I’m sure New Horizons can justify every rule (and there are even more). But balance the rules with the proliferation of homeless camps in the city.

The camps are filled with people who — whether mentally ill, drug addicts, petty criminals or just poor — don’t, or can’t, follow rules well.

I asked Maureen Beauregard, the new boss of New Horizons, about the rules, especially the summer night rule.

“I hear what you’re saying. On a personal level, I hear what you’re saying,” she said about the curfew.

But Families in Transition, the agency that started running New Horizons in January, won’t be changing any long-standing rules right away.

“We’re only in our fifth month,” said Beauregard, president of Families in Transition (FiT). She said FiT will make changes eventually but is doing its homework before doing so. That includes travel to California and Utah to review other shelters, researching best practices, tapping shelter guests for their ideas, and even empowering them to come up with changes.

It will also involve solutions for “people living at the river bank,” she said.

One of them is Lisa Anne Hampton.

Hampton, 55, was arrested March 22 at New Horizons. According to police reports, she did not leave when ordered out by New Horizons manager Wayne Jacques. Police reports say she came by asking for food. (The time of the arrest, 4:51 p.m., matches up with the hour the soup kitchen is open.)

Hampton said she only wanted to use the bathroom.

Jacques “told Hampton many times that they did not want her there today and she was not allowed in,” reads the police report.

“I did nothing to break the law or the rules of the shelter,” Hampton said this week. “Why was I not allowed? I was homeless. I was hungry.”

If anything, Hampton is flamboyant. She often wears elaborate costume jewelry and coordinated dresses and hats and lipstick.
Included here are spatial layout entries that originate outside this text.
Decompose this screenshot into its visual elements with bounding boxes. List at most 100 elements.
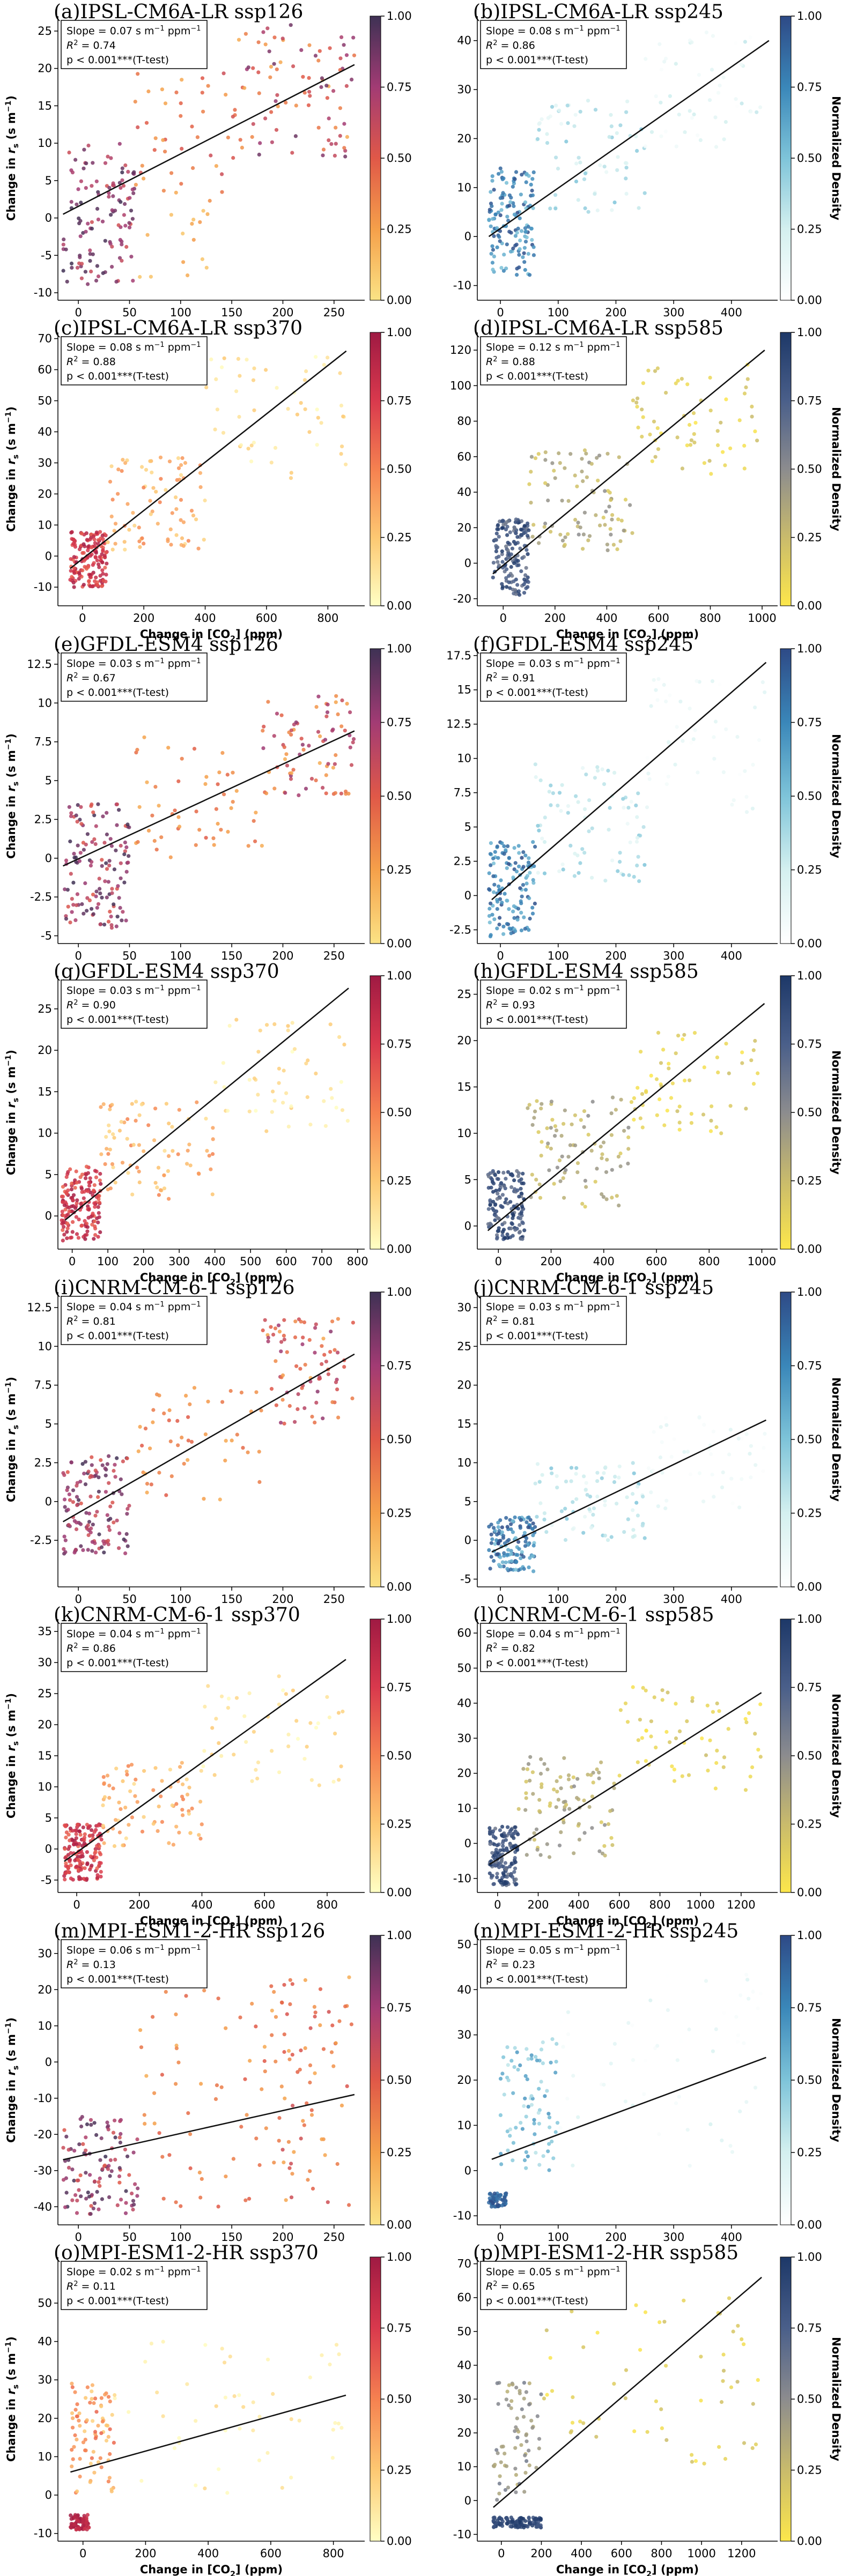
- scatter-point: [636, 1738, 640, 1742]
- scatter-point: [216, 1996, 220, 2001]
- scatter-point: [488, 1826, 492, 1830]
- scatter-point: [302, 91, 307, 95]
- colorbar-tick-label: 0.25: [797, 223, 822, 236]
- scatter-point: [497, 235, 501, 239]
- regression-line: [492, 350, 765, 575]
- scatter-point: [748, 1775, 752, 1779]
- scatter-point: [64, 1835, 68, 1840]
- scatter-point: [753, 2085, 758, 2090]
- scatter-point: [504, 1197, 508, 1201]
- y-tick-label: 10: [457, 1456, 471, 1469]
- scatter-point: [728, 2144, 733, 2148]
- scatter-point: [85, 909, 89, 913]
- scatter-point: [95, 580, 99, 584]
- scatter-point: [521, 1171, 525, 1176]
- scatter-point: [333, 153, 337, 158]
- scatter-point: [588, 1494, 593, 1499]
- scatter-point: [501, 2201, 506, 2206]
- scatter-point: [618, 1708, 623, 1712]
- scatter-point: [638, 2348, 642, 2352]
- scatter-point: [152, 148, 157, 152]
- scatter-point: [740, 1436, 744, 1441]
- scatter-point: [203, 1704, 207, 1709]
- scatter-point: [636, 855, 640, 859]
- scatter-point: [503, 892, 507, 896]
- scatter-point: [512, 1870, 516, 1874]
- scatter-point: [660, 1471, 664, 1475]
- scatter-point: [98, 1178, 102, 1183]
- scatter-point: [75, 1201, 79, 1205]
- scatter-point: [76, 187, 80, 191]
- scatter-point: [558, 1775, 563, 1779]
- scatter-point: [602, 1471, 606, 1475]
- scatter-point: [527, 482, 531, 486]
- scatter-point: [514, 1568, 518, 1572]
- scatter-point: [542, 871, 547, 875]
- x-tick-label: 50: [122, 306, 137, 319]
- scatter-point: [174, 533, 179, 537]
- scatter-point: [108, 479, 113, 484]
- scatter-point: [750, 404, 754, 409]
- scatter-point: [658, 1455, 662, 1460]
- scatter-point: [256, 1760, 261, 1764]
- scatter-point: [593, 776, 597, 780]
- scatter-point: [523, 2470, 528, 2475]
- scatter-point: [657, 2132, 661, 2136]
- scatter-point: [528, 273, 532, 277]
- y-tick-label: 40: [38, 2335, 52, 2348]
- scatter-point: [724, 727, 728, 731]
- scatter-point: [314, 778, 318, 783]
- scatter-point: [540, 1785, 544, 1790]
- scatter-point: [512, 1204, 516, 1208]
- scatter-point: [515, 2436, 520, 2440]
- scatter-point: [102, 553, 107, 558]
- scatter-point: [157, 804, 161, 808]
- y-axis-label: Change in rs (s m−1): [4, 733, 20, 859]
- scatter-point: [257, 2458, 262, 2462]
- scatter-point: [186, 1438, 190, 1443]
- scatter-point: [133, 1794, 137, 1798]
- scatter-point: [688, 1472, 693, 1476]
- scatter-point: [590, 1826, 594, 1830]
- x-tick-label: 800: [316, 1898, 338, 1911]
- scatter-point: [219, 1694, 224, 1698]
- scatter-point: [277, 1702, 282, 1706]
- y-tick-label: 0: [464, 1534, 471, 1547]
- scatter-point: [715, 429, 720, 433]
- scatter-point: [225, 773, 230, 777]
- r2-text: R2 = 0.88: [486, 355, 535, 368]
- scatter-point: [249, 443, 254, 448]
- scatter-point: [167, 1122, 171, 1126]
- slope-text: Slope = 0.07 s m−1 ppm−1: [67, 25, 201, 37]
- scatter-point: [509, 565, 513, 569]
- scatter-point: [313, 1350, 317, 1355]
- scatter-point: [576, 198, 580, 202]
- scatter-point: [707, 459, 712, 463]
- scatter-point: [109, 923, 114, 927]
- scatter-point: [496, 2402, 500, 2406]
- scatter-point: [537, 828, 541, 833]
- scatter-point: [543, 521, 548, 526]
- scatter-point: [202, 538, 206, 542]
- y-tick-label: 0: [464, 1837, 471, 1850]
- scatter-point: [600, 1152, 604, 1156]
- x-tick-label: 700: [311, 1255, 333, 1268]
- scatter-point: [234, 1018, 239, 1022]
- scatter-point: [273, 1326, 278, 1331]
- scatter-point: [149, 274, 153, 279]
- scatter-point: [615, 547, 619, 552]
- scatter-point: [506, 540, 510, 545]
- scatter-point: [262, 2059, 267, 2063]
- scatter-point: [501, 932, 506, 936]
- scatter-point: [586, 210, 590, 214]
- scatter-point: [113, 541, 117, 546]
- scatter-point: [283, 2096, 287, 2100]
- scatter-point: [529, 2103, 534, 2107]
- scatter-point: [729, 2385, 734, 2389]
- scatter-point: [568, 843, 573, 848]
- scatter-point: [499, 1881, 503, 1885]
- scatter-point: [113, 522, 118, 526]
- scatter-point: [569, 1479, 573, 1483]
- scatter-point: [98, 2158, 102, 2162]
- scatter-point: [124, 845, 129, 849]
She recognizes most street people and renders a strong hug and an enthusiastic “Hello” with her sing-song voice.

Her disposition is matched by blue eyes that have the tint of a morning sky. She talks non-stop about her Christian faith, her abusive ex-husband, her former run-ins with the law, the camp where she lives. It would be impossible for her to follow another rule of the shelter — to eat quietly and leave as quickly as possible.

When Hampton showed up in court for a hearing last week, her public defender told Hampton she wanted her to be tested for competency.
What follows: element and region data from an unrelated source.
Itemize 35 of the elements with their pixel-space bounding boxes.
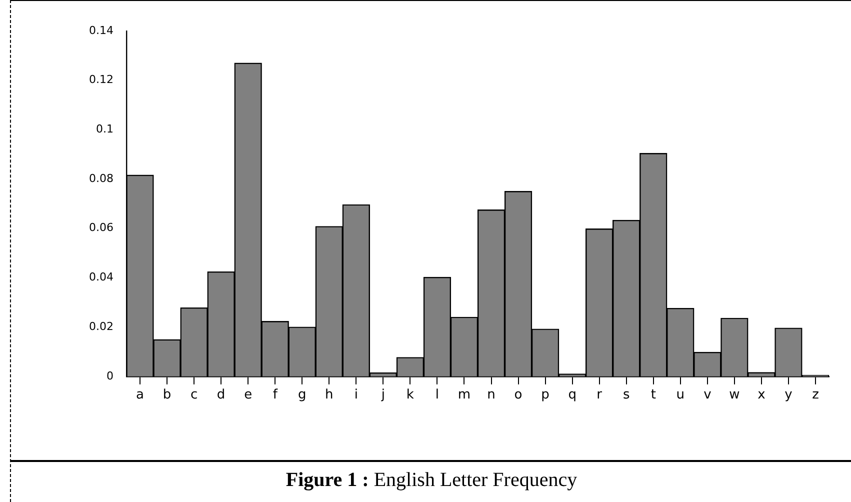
y-tick-label: 0.14 [88,24,114,37]
x-tick-label: s [622,388,630,403]
x-tick-label: d [216,388,226,403]
x-tick-label: n [487,388,496,403]
x-tick-label: o [514,388,522,403]
x-tick-label: c [190,388,198,403]
y-tick-label: 0.04 [88,270,114,284]
x-tick-label: w [729,388,740,403]
x-tick-label: y [784,388,793,403]
y-tick-label: 0.06 [88,221,114,234]
y-tick-label: 0.02 [88,320,114,333]
x-tick-label: m [458,388,471,403]
x-tick-label: f [272,388,278,403]
y-tick-label: 0.08 [88,172,114,185]
y-tick-label: 0.1 [96,122,114,136]
x-tick-label: z [812,388,820,403]
x-tick-label: g [298,388,306,403]
text: Figure 1 : English Letter Frequency [286,469,578,491]
x-tick-label: x [758,388,766,403]
x-tick-label: l [435,388,440,403]
x-tick-label: k [406,388,414,403]
x-tick-label: v [704,388,712,403]
x-tick-label: q [568,388,576,403]
x-tick-label: p [541,388,550,403]
x-tick-label: r [596,388,603,403]
x-tick-label: u [676,388,685,403]
x-tick-label: j [380,388,385,403]
x-tick-label: h [325,388,334,403]
y-tick-label: 0.12 [88,73,114,86]
x-tick-label: e [244,388,252,403]
x-tick-label: i [354,388,358,403]
x-tick-label: t [650,388,656,403]
x-tick-label: b [162,388,172,403]
x-tick-label: a [136,388,144,403]
y-tick-label: 0 [106,369,114,382]
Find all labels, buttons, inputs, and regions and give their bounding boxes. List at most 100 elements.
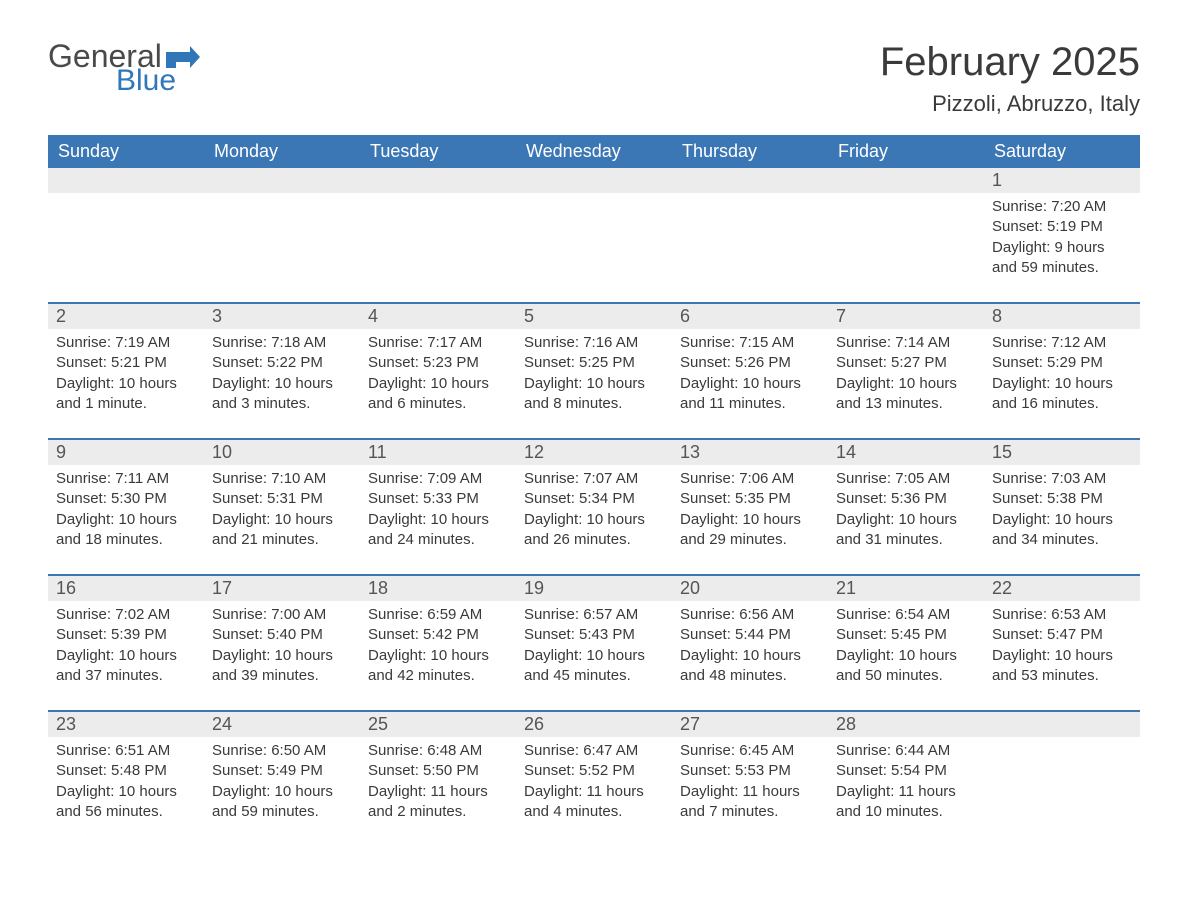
day-body: Sunrise: 6:47 AMSunset: 5:52 PMDaylight:… (516, 737, 672, 828)
daynum-strip: 28 (828, 712, 984, 737)
sunrise-text: Sunrise: 7:09 AM (368, 469, 508, 489)
day-body: Sunrise: 6:48 AMSunset: 5:50 PMDaylight:… (360, 737, 516, 828)
calendar-cell: 6Sunrise: 7:15 AMSunset: 5:26 PMDaylight… (672, 304, 828, 420)
calendar-cell: 5Sunrise: 7:16 AMSunset: 5:25 PMDaylight… (516, 304, 672, 420)
day-number: 14 (828, 440, 984, 465)
sunset-text: Sunset: 5:47 PM (992, 625, 1132, 645)
sunset-text: Sunset: 5:50 PM (368, 761, 508, 781)
calendar-cell (828, 168, 984, 284)
daynum-strip: 21 (828, 576, 984, 601)
daylight1-text: Daylight: 10 hours (56, 510, 196, 530)
calendar-cell: 20Sunrise: 6:56 AMSunset: 5:44 PMDayligh… (672, 576, 828, 692)
daylight1-text: Daylight: 10 hours (368, 510, 508, 530)
day-body: Sunrise: 7:05 AMSunset: 5:36 PMDaylight:… (828, 465, 984, 556)
calendar-cell (48, 168, 204, 284)
dow-friday: Friday (828, 135, 984, 168)
daylight1-text: Daylight: 10 hours (212, 510, 352, 530)
daylight2-text: and 37 minutes. (56, 666, 196, 686)
logo-text-blue: Blue (116, 66, 200, 96)
sunrise-text: Sunrise: 7:00 AM (212, 605, 352, 625)
day-body: Sunrise: 6:45 AMSunset: 5:53 PMDaylight:… (672, 737, 828, 828)
day-body: Sunrise: 7:17 AMSunset: 5:23 PMDaylight:… (360, 329, 516, 420)
week-row: 23Sunrise: 6:51 AMSunset: 5:48 PMDayligh… (48, 710, 1140, 828)
sunrise-text: Sunrise: 7:03 AM (992, 469, 1132, 489)
calendar-cell: 2Sunrise: 7:19 AMSunset: 5:21 PMDaylight… (48, 304, 204, 420)
daylight1-text: Daylight: 10 hours (368, 646, 508, 666)
day-number (984, 712, 1140, 737)
sunset-text: Sunset: 5:38 PM (992, 489, 1132, 509)
calendar-cell: 28Sunrise: 6:44 AMSunset: 5:54 PMDayligh… (828, 712, 984, 828)
dow-tuesday: Tuesday (360, 135, 516, 168)
daylight2-text: and 8 minutes. (524, 394, 664, 414)
day-number: 2 (48, 304, 204, 329)
day-number (672, 168, 828, 193)
sunrise-text: Sunrise: 7:18 AM (212, 333, 352, 353)
daylight1-text: Daylight: 10 hours (992, 510, 1132, 530)
daynum-strip: 11 (360, 440, 516, 465)
calendar-cell: 4Sunrise: 7:17 AMSunset: 5:23 PMDaylight… (360, 304, 516, 420)
sunrise-text: Sunrise: 7:02 AM (56, 605, 196, 625)
day-body: Sunrise: 6:57 AMSunset: 5:43 PMDaylight:… (516, 601, 672, 692)
day-number: 10 (204, 440, 360, 465)
sunset-text: Sunset: 5:45 PM (836, 625, 976, 645)
daynum-strip: 6 (672, 304, 828, 329)
day-number: 22 (984, 576, 1140, 601)
day-body: Sunrise: 7:06 AMSunset: 5:35 PMDaylight:… (672, 465, 828, 556)
sunset-text: Sunset: 5:53 PM (680, 761, 820, 781)
sunset-text: Sunset: 5:26 PM (680, 353, 820, 373)
calendar-cell: 8Sunrise: 7:12 AMSunset: 5:29 PMDaylight… (984, 304, 1140, 420)
sunset-text: Sunset: 5:29 PM (992, 353, 1132, 373)
sunset-text: Sunset: 5:27 PM (836, 353, 976, 373)
daynum-strip: 15 (984, 440, 1140, 465)
sunrise-text: Sunrise: 7:11 AM (56, 469, 196, 489)
calendar-cell (204, 168, 360, 284)
calendar-cell (984, 712, 1140, 828)
calendar-cell: 26Sunrise: 6:47 AMSunset: 5:52 PMDayligh… (516, 712, 672, 828)
daylight2-text: and 39 minutes. (212, 666, 352, 686)
week-row: 1Sunrise: 7:20 AMSunset: 5:19 PMDaylight… (48, 168, 1140, 284)
sunset-text: Sunset: 5:25 PM (524, 353, 664, 373)
day-number: 12 (516, 440, 672, 465)
daylight2-text: and 48 minutes. (680, 666, 820, 686)
daynum-strip: 8 (984, 304, 1140, 329)
daynum-strip: 7 (828, 304, 984, 329)
day-body: Sunrise: 7:00 AMSunset: 5:40 PMDaylight:… (204, 601, 360, 692)
daylight2-text: and 4 minutes. (524, 802, 664, 822)
day-body: Sunrise: 7:19 AMSunset: 5:21 PMDaylight:… (48, 329, 204, 420)
day-body: Sunrise: 7:14 AMSunset: 5:27 PMDaylight:… (828, 329, 984, 420)
day-body (672, 193, 828, 273)
sunrise-text: Sunrise: 7:05 AM (836, 469, 976, 489)
calendar-cell (360, 168, 516, 284)
sunset-text: Sunset: 5:40 PM (212, 625, 352, 645)
sunrise-text: Sunrise: 7:07 AM (524, 469, 664, 489)
day-body: Sunrise: 7:10 AMSunset: 5:31 PMDaylight:… (204, 465, 360, 556)
daynum-strip: 25 (360, 712, 516, 737)
days-of-week-row: Sunday Monday Tuesday Wednesday Thursday… (48, 135, 1140, 168)
daynum-strip (672, 168, 828, 193)
week-row: 9Sunrise: 7:11 AMSunset: 5:30 PMDaylight… (48, 438, 1140, 556)
daylight2-text: and 7 minutes. (680, 802, 820, 822)
location: Pizzoli, Abruzzo, Italy (880, 91, 1140, 117)
calendar-cell: 15 Sunrise: 7:03 AMSunset: 5:38 PMDayligh… (984, 440, 1140, 556)
sunset-text: Sunset: 5:36 PM (836, 489, 976, 509)
daynum-strip: 27 (672, 712, 828, 737)
daylight2-text: and 53 minutes. (992, 666, 1132, 686)
title-block: February 2025 Pizzoli, Abruzzo, Italy (880, 40, 1140, 117)
daylight1-text: Daylight: 10 hours (836, 646, 976, 666)
day-body (516, 193, 672, 273)
daylight1-text: Daylight: 10 hours (212, 782, 352, 802)
sunrise-text: Sunrise: 6:45 AM (680, 741, 820, 761)
dow-sunday: Sunday (48, 135, 204, 168)
sunrise-text: Sunrise: 7:14 AM (836, 333, 976, 353)
daylight1-text: Daylight: 10 hours (56, 782, 196, 802)
sunset-text: Sunset: 5:21 PM (56, 353, 196, 373)
daylight2-text: and 2 minutes. (368, 802, 508, 822)
sunset-text: Sunset: 5:52 PM (524, 761, 664, 781)
daylight2-text: and 18 minutes. (56, 530, 196, 550)
dow-wednesday: Wednesday (516, 135, 672, 168)
calendar-cell: 7Sunrise: 7:14 AMSunset: 5:27 PMDaylight… (828, 304, 984, 420)
sunrise-text: Sunrise: 6:57 AM (524, 605, 664, 625)
day-number: 21 (828, 576, 984, 601)
daylight1-text: Daylight: 10 hours (56, 646, 196, 666)
day-number: 25 (360, 712, 516, 737)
She refused and said she wants to fire the defender.

“These are taxpayer dollars at work — a court, public defender, a forensic psychologist,” she said.

I can’t get an answer about why New Horizons ordered Hampton out. McLan said he was there at the time, and Hampton was causing no trouble. I supplied her arrest paperwork to FiT, but Beauregard said it would be wrong to talk about clients.

Hampton could be on one of two lists of people banned from the shelter. One list, my shelter sources tell me, is termed the eviction list, and people can get back if they meet with their social worker and promise to behave.

Another is a formal no-trespass list, which involves the police being notified. Police spokesman Lt. Brian O’Keefe said he cannot access the list without a name of the person asked not to return.

Beauregard would not tell me how many people are on either list. She also won’t answer questions about how many New Horizons staff have left since the merger/takeover. My sources say it’s at least four out of the 30. Beauregard would not confirm that. In it’s latest tax filings, the organization received $2 million in government funding and $540,000 in donations.

“We really want to focus on the things we are doing moving forward,” Beauregard said. “We don’t think New Horizons is broken.”